Integrate new prompt mechanism into training #40

jeffreymeetkai · 2023-10-03T05:06:08Z

move train.py to root folder
implement token and embedding resizing to add the new tokens
fix compute_metrics to use len(tokenizer) instead of tokenizer.vocab_size when reshaping the tensors/arrays
integrate prepare_training_inputs into CustomDataset class

…tegrate-prompt-mechanism

musab-mk · 2023-10-03T07:58:43Z

train.py

When you said putting it into the root, i thought under "functionary/"

As this can create confusion, we should move all training module under functionary/train/

musab-mk · 2023-10-03T08:00:30Z

train.py

-replace_llama_attn_with_flash_attn()
+from functionary.prompt import EndToken
+from train.custom_datasets import CustomDataset, split_data
+from train.llama_flash_attn_monkey_patch import replace_llama_attn_with_flash_attn


Transformers must be imported after the patch. Lets revert back the previous order

musab-mk · 2023-10-03T08:02:22Z

train.py

+    special_tokens_dict = {"additional_special_tokens": added_tokens}
+    smart_tokenizer_and_embedding_resize(
+        special_tokens_dict=special_tokens_dict, tokenizer=tokenizer, model=model
+    )


I think we should refactor tokenizer initialization into seperate function

musab-mk · 2023-10-03T08:05:46Z

train/custom_datasets.py

+    prompt_str = (
+        "system:\n"
+        + generate_schema_from_functions(functions=messages["functions"])
+        + "\nsystem:\nA chat between a curious user and an artificial intelligence assistant. The assistant gives helpful, detailed, and polite answers to the user's questions. The assistant calls functions with appropriate input when necessary\n"


We should let the get_prompt_from_messages function to prepare the input. So, prepend this as a message dict to the original messages.

with proper role and content etc

musab-mk · 2023-10-03T08:07:04Z

train/custom_datasets.py

-    """Prepares a list of messages for the model by calling `prepare_message_for_model` function on each of them and
-    concatenating the returned input_ids and targets.
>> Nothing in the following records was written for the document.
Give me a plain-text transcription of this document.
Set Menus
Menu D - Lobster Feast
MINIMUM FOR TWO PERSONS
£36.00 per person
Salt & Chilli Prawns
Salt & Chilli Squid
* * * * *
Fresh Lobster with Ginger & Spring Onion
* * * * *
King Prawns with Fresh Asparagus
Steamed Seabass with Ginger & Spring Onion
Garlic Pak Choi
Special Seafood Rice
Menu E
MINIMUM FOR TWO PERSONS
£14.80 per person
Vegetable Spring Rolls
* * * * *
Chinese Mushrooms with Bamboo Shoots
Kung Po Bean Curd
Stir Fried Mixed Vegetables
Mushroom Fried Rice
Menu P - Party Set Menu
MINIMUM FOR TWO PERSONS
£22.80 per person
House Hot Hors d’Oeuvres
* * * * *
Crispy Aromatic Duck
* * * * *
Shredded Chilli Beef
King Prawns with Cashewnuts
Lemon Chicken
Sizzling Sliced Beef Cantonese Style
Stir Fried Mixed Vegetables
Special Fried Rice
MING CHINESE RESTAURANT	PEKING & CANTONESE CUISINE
Also, the function merges the text of the messages.
+def prepare_training_inputs(
+    messages: List[Dict],


are you sure this is a list?

Maybe we should add some CI action to catch these kind of stuff

musab-mk · 2023-10-03T08:10:12Z

train/custom_datasets.py

-            "input_ids": ret["input_ids"],
-            "labels": ret["labels"],
-            "attention_mask": ret["attention_mask"],
+            "input_ids": ret[1]["input_ids"],


Why is this ret[1] ? Can we find a more explicit way. If we cannot, we should at least add some clarification

musab-mk · 2023-10-04T06:32:21Z

functionary/train/train.py


 import torch
 import torch.distributed
-from llama_flash_attn_monkey_patch import replace_llama_attn_with_flash_attn
+import transformers


Transformers must be imported after the monkey patch.
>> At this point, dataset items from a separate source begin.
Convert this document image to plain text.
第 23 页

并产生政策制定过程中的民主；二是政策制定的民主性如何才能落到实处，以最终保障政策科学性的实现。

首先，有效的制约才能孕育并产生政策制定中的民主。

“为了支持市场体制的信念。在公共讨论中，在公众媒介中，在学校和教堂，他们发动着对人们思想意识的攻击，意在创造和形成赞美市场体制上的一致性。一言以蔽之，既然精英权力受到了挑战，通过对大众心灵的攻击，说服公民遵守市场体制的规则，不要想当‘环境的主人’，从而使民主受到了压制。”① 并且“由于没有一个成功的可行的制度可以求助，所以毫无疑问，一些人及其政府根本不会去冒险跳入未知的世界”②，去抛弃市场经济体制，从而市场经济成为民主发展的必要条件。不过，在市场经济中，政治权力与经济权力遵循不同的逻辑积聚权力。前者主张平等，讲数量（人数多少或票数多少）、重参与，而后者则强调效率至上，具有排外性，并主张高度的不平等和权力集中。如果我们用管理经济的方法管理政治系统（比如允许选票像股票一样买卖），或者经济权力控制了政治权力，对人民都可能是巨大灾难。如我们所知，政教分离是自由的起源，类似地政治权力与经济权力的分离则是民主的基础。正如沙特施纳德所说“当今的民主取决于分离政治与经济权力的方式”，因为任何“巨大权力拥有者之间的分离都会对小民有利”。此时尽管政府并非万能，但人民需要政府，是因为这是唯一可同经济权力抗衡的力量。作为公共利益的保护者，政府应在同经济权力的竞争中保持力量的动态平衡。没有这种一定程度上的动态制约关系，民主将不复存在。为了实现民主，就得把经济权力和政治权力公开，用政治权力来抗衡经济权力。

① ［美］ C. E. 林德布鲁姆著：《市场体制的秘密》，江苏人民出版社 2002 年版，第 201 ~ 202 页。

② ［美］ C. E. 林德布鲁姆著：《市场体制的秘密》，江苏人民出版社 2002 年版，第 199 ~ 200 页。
musab-mk · 2023-10-04T06:49:16Z

tests/test_prompt_creation.py

        self.assertEqual(
-            final_prompt.strip(), self.final_prompt.strip(), "wrong final prompt from: get_prompt_from_messages"
+            final_prompt.strip(),


Do you know why .strip is necessary? Is there a bug

musab-mk · 2023-10-04T06:50:30Z

tests/test_prompt_creation.py


    def test_prepare_training_inputs(self):
        """this function is used to test function: prepare_training_inputs"""
        # note that must set legacy=True, read more: https://github.com/huggingface/transformers/issues/25176
-        tokenizer = LlamaTokenizer.from_pretrained("musabgultekin/functionary-7b-v1", legacy=True)
+        tokenizer = LlamaTokenizer.from_pretrained(
+            "musabgultekin/functionary-7b-v1", legacy=True


Why is this using legacy=True and fast tokenizer while our training is using slow and legacy=False Can we protect the integrity

I've set both to using fast tokenizer with legacy=True.
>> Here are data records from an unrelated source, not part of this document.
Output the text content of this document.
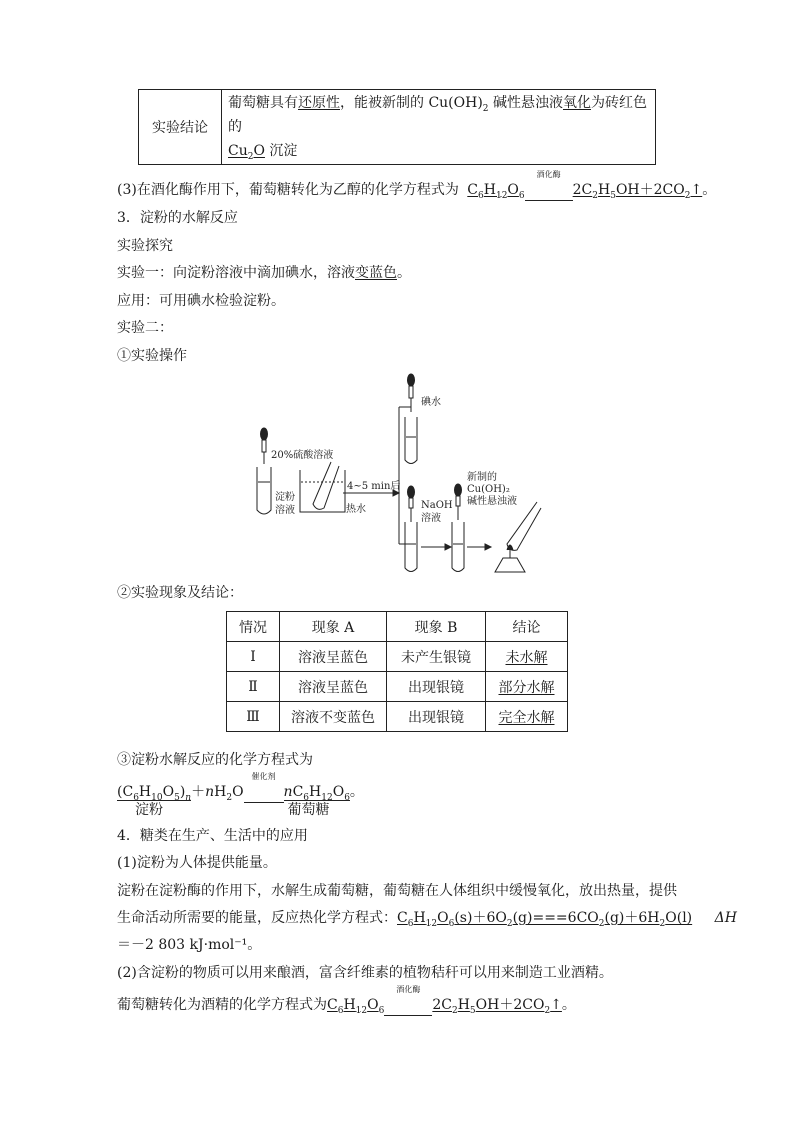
实验结论	葡萄糖具有还原性，能被新制的 $Cu(OH)_2$ 碱性悬浊液氧化为砖红色的
$Cu_2O$ 沉淀
(3)在酒化酶作用下，葡萄糖转化为乙醇的化学方程式为 $C_6H_{12}O_6$
酒化酶
$2C_2H_5OH+2CO_2↑$。
3．淀粉的水解反应
实验探究
实验一：向淀粉溶液中滴加碘水，溶液变蓝色。
应用：可用碘水检验淀粉。
实验二：
①实验操作
20%硫酸溶液
淀粉
溶液	热水
4~5 min后
碘水
NaOH
溶液
新制的
Cu(OH)₂
碱性悬浊液
②实验现象及结论：
情况	现象 A	现象 B	结论
Ⅰ	溶液呈蓝色	未产生银镜	未水解
Ⅱ	溶液呈蓝色	出现银镜	部分水解
Ⅲ	溶液不变蓝色	出现银镜	完全水解
③淀粉水解反应的化学方程式为
$(C_6H_{10}O_5)_n$
淀粉
$+nH_2O$
催化剂
$nC_6H_{12}O_6$
葡萄糖
。
4．糖类在生产、生活中的应用
(1)淀粉为人体提供能量。
淀粉在淀粉酶的作用下，水解生成葡萄糖，葡萄糖在人体组织中缓慢氧化，放出热量，提供
生命活动所需要的能量，反应热化学方程式：$C_6H_{12}O_6(s)+6O_2(g)===6CO_2(g)+6H_2O(l)$ ΔH
＝－2 803 kJ·mol⁻¹。
(2)含淀粉的物质可以用来酿酒，富含纤维素的植物秸秆可以用来制造工业酒精。
葡萄糖转化为酒精的化学方程式为$C_6H_{12}O_6$
酒化酶
$2C_2H_5OH+2CO_2↑$。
musab-mk · 2023-10-04T06:52:55Z

functionary/train/custom_datasets.py

Can we rename this file into something much more appropriate

In general, let's spend more time on naming things

musab-mk · 2023-10-04T06:54:50Z

functionary/prompt.py

@@ -5,6 +5,10 @@

 import torch

+from functionary.schema import generate_schema_from_functions
+
+SYSTEM_MESSAGE = """A chat between a curious user and an artificial intelligence assistant. The assistant gives helpful, detailed, and polite answers to the user's questions. The assistant calls functions with appropriate input when necessary"""


There was already a system message in the inference. Either let's delete this and import that one. Or delete the other one.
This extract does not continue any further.